The mayor stood up. “Uh… Gerry, my man… with all due respect, the Moon cannot at this time embark on a project to destroy the… uh… phytosphere.”
“And that’s why I’m glad you’re here, Malcolm. Because I think there should be some political discussion. I see several council members here… and even some members of the media…and is that Richard Glamna from the LBC I see? And I guess the political question of the hour—and I’m sure the one that’s on everybody’s mind, and the one people are going to take to their graves with them if they don’t answer it morally—is how do we live with the deaths of twelve billion people on our consciences without even trying to help them? Because it is possible to help them. There is a way we can save the Earth.” He felt mildly buoyed by his own statements, and thought this was what Neil must feel like a lot of the time, making bold proclamations like this. “If we start working now, we can destroy the phytosphere in as little as four weeks.”

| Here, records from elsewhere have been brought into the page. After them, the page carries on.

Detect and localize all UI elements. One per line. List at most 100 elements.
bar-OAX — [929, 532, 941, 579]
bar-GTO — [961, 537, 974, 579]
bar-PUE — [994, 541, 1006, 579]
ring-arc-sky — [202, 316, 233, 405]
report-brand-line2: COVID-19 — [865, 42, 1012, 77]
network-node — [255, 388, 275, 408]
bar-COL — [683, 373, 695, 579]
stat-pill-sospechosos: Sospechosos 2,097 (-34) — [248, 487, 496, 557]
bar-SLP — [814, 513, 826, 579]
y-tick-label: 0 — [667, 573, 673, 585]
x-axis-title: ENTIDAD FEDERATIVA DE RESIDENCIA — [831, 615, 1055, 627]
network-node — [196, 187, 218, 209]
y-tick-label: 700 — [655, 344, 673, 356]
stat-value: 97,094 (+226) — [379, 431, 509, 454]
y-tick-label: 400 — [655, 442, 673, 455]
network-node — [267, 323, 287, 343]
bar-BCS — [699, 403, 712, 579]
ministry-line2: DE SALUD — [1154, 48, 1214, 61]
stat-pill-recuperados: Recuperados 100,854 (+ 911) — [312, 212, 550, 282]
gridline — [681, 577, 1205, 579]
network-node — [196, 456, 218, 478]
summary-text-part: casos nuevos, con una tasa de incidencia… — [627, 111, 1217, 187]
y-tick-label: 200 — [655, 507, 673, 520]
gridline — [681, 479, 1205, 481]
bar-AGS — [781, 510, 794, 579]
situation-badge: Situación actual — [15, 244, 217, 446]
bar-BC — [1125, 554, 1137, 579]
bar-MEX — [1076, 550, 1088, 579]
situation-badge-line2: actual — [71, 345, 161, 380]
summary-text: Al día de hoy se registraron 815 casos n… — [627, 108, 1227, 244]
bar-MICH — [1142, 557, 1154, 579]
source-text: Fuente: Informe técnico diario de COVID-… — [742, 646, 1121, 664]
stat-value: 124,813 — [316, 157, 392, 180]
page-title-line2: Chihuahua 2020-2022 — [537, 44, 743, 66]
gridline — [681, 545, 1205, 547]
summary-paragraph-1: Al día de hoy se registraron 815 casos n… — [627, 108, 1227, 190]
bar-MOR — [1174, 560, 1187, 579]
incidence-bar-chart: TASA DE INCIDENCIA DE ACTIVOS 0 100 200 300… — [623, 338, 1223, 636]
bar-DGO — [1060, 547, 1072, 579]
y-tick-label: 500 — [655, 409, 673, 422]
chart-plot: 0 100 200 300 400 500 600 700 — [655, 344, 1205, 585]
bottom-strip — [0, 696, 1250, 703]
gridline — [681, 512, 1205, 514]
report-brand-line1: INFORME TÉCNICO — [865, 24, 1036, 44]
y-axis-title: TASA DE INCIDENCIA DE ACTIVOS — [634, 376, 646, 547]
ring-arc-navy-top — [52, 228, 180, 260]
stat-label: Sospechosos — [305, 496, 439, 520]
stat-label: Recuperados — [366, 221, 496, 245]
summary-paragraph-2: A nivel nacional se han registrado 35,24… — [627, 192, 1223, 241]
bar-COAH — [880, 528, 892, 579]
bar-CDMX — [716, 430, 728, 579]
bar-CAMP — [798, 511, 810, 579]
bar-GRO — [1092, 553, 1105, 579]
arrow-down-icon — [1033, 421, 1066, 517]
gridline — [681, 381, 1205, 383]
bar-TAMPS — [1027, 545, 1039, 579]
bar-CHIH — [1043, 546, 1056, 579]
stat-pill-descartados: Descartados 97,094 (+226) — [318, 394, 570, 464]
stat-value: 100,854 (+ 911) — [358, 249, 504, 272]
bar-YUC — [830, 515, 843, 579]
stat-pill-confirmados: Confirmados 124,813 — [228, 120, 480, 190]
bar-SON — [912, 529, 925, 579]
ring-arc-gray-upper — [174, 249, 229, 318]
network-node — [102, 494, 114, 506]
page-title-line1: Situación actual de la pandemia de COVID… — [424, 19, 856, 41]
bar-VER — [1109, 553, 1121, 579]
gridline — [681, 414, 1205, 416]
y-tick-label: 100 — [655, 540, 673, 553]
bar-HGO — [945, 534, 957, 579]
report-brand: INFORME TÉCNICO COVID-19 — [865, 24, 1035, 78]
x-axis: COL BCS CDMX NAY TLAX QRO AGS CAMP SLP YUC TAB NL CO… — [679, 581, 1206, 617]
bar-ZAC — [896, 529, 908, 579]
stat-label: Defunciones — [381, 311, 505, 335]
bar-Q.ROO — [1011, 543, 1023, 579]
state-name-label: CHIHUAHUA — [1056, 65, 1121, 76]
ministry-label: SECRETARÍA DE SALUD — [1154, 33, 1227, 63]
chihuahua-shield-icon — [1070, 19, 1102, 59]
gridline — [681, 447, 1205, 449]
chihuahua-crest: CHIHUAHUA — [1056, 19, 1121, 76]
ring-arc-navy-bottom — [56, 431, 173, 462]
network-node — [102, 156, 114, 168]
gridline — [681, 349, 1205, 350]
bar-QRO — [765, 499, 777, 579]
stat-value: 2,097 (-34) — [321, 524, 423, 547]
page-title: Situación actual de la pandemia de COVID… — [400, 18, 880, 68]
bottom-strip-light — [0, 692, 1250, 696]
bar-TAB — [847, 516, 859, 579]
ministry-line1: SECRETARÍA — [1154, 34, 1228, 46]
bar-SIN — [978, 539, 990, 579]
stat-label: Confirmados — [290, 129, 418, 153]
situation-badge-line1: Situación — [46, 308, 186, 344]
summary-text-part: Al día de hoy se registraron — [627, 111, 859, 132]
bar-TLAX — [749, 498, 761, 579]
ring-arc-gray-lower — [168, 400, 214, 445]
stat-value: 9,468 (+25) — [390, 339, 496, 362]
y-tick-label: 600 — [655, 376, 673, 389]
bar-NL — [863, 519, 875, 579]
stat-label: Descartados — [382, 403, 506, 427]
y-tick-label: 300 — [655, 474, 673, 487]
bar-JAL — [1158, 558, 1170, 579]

And here he outlined in layman’s terms all the research he had done since the middle of June: his work on the flagella, on gravity, on how gravity affected the flagella—and it was like he was in Jarrell Hall again, because every time he gave a lecture, he understood his material better; and it all made perfect sense to him. The flagella acted not only as connecting limbs, but also as a kind of brain stem that looked after the lower functions, those basic muscular and hormonal roles that made the phytosphere behave the way it did. He thought of the simple physics of a force activating the triggering system: the carefully calibrated dance of gravity between the Earth and the Moon. And it was fortuitous that he was an ocean scientist, and that there should be tides involved, and that it was the tides in the phytosphere that had finally tipped him off to the whole system. As he explained more and more background, the room grew silent and an atmosphere of belief seemed to ferment in the air, the genesis of comprehension, and a faith that this thing—this magnificent but terrifying darkness of the Tarsalans—could at last be defeated.